Twenty First.

147 20 5
                                    

"Bagiku kau rumah, bagimu aku hanyalah sebuah tempat singgah"

Aku masih diam, tidak berniat mengetikkan pesan apapun untuk membalas pesan yang Park Jimin kirim beberapa menit yang lalu. Aku melambaikan tanganku, lebih memilih tersenyum sambil menyapanya secara langsung dibanding berkutat dengan ponselku hanya untuk membalas pesannya.

Park Jimin kemudian pergi meninggalkan stage, dan berjalan santai kearahku. Dengan kedua lengan yang dia masukkan kedalam saku celanannya, dia berjalan sambil terus menatapku yang kebingungan sejak tadi. Mba Hye Jin bahkan pamit izin ketoilet bertepatan dengan Park Jimin yang mulai menghampiriku, haduh Gusti, apalagi ini batinku dalam hati.

Park Jimin sekarang sudah berdiri didepanku, "kursi ini kosong kan?" Tanyanya.

Kalaupun ada yang menempatinya, kau masih selalu boleh duduk dikursi itu. Kataku dalam hati.

Aku hanya mengangguk pelan, lalu Park Jimin mendudukan dirinya disebelahku. Aroma parfume nya kembali bisa kuhirup, aroma yang selalu bisa membuatku betah berlama-lama menghirupnya, candu, selalu membuat rindu.

Aku masih menaruh perhatianku pada stage, enggan perduli dengannya yang sudah memperhatikanku sedari tadi.
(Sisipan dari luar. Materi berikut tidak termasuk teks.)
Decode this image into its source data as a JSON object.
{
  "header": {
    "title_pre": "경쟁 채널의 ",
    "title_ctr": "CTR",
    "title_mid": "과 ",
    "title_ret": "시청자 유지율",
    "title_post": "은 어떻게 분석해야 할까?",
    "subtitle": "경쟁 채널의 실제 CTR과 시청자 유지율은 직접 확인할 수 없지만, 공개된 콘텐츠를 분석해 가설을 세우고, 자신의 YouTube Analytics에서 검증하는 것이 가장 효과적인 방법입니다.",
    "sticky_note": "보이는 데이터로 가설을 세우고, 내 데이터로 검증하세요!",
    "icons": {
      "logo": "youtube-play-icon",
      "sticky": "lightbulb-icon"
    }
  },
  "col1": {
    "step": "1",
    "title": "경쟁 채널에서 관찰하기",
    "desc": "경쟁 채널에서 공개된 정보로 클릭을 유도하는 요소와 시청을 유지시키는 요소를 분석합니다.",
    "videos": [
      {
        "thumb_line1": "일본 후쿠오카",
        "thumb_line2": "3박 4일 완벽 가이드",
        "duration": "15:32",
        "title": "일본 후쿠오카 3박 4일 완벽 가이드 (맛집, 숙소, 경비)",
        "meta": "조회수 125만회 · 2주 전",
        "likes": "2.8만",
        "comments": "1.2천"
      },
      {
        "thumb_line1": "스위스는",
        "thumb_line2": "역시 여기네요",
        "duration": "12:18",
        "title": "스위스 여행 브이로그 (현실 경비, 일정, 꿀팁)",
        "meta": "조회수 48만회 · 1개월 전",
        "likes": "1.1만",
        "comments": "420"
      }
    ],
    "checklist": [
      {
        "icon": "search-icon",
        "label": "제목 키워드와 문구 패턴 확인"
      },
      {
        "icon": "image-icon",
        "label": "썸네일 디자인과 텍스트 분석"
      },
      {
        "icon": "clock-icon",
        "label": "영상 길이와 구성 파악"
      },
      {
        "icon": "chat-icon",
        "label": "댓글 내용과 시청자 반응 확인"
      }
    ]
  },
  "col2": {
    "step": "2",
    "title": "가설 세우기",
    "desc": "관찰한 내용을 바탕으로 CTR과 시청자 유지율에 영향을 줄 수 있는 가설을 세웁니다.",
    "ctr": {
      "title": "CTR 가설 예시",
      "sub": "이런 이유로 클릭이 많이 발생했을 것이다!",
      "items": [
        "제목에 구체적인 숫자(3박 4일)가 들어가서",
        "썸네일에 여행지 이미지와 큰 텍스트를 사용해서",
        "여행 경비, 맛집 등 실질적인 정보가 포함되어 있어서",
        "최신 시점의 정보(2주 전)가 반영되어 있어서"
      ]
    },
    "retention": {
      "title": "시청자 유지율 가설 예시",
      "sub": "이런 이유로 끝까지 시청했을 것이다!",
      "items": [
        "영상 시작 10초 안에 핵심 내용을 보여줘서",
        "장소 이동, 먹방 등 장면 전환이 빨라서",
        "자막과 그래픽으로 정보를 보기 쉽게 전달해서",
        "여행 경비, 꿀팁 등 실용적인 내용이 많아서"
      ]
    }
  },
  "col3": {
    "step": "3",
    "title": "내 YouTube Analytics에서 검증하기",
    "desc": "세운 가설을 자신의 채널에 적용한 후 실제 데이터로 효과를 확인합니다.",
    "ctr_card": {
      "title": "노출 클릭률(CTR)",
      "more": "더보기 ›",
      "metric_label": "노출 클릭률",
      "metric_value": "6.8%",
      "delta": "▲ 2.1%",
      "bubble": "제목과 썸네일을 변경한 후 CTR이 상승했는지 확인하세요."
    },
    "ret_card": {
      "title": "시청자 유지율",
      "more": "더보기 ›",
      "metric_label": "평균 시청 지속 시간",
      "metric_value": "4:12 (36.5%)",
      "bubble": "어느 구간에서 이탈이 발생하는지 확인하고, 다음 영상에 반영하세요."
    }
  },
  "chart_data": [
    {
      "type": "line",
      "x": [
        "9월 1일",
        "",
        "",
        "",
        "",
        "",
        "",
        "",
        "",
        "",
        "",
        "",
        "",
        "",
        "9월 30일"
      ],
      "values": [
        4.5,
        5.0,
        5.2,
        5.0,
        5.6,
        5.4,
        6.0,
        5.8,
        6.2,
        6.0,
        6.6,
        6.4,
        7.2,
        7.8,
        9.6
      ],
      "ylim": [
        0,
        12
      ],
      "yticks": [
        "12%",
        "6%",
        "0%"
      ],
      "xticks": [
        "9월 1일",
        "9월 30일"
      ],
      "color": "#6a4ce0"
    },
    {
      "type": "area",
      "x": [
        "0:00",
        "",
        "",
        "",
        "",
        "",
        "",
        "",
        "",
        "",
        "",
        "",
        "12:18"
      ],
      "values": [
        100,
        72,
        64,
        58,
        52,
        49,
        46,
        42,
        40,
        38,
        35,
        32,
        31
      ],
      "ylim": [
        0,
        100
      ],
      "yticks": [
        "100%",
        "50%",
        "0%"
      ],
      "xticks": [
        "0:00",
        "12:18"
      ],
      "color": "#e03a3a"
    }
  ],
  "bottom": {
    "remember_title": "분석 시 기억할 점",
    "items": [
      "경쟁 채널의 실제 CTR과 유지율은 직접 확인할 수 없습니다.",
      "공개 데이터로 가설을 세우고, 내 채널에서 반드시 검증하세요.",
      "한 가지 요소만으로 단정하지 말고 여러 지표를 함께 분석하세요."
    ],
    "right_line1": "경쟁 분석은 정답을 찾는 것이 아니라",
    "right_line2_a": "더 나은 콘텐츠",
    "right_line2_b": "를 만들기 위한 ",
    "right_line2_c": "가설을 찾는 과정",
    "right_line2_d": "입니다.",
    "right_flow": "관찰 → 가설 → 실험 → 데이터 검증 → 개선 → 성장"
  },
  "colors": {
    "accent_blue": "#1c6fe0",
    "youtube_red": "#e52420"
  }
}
Bukan, bukan karna stage lebih menarik untuk dilihat dibanding dirinya, dia itu objek paling menyenangkan untuk ditatap berlama-lama, hanya saja, aku benci ketika jantungku tidak bisa tenang hanya karna melihat sorot matanya yang selalu meneduhkan, aku benci jika harus memikirkannya semalaman lagi.

Aku benci karna dia tiba-tiba datang, saat aku sudah mulai menghapus harapanku mati-matian.

Dia mendengus pelan, "Ara-ya, apa melihat stage lebih menarik dibanding melihatku?" Tanyanya lembut.

Sial, hatiku meleleh lagi.

Aku menengokkan kepalaku kepadanya, "ah aniya, aku hanya senang melihat kalian saat diatas stage"jawabku beralasan.

"Tapi sudah tidak ada satupun orang disana, lalu kau memperhatikan apa?" Tanyanya.

Mutiara, na jjinja pabo!

Park Jimin terkekeh pelan, sadar bahwa aku sudah gugup dan mencoba mencari alasan sedari tadi, dia meletakkan telapak tangannya diatasku, kembali mengacak rambutku pelan, "kau masih saja menggemaskan saat gugup begini" katanya.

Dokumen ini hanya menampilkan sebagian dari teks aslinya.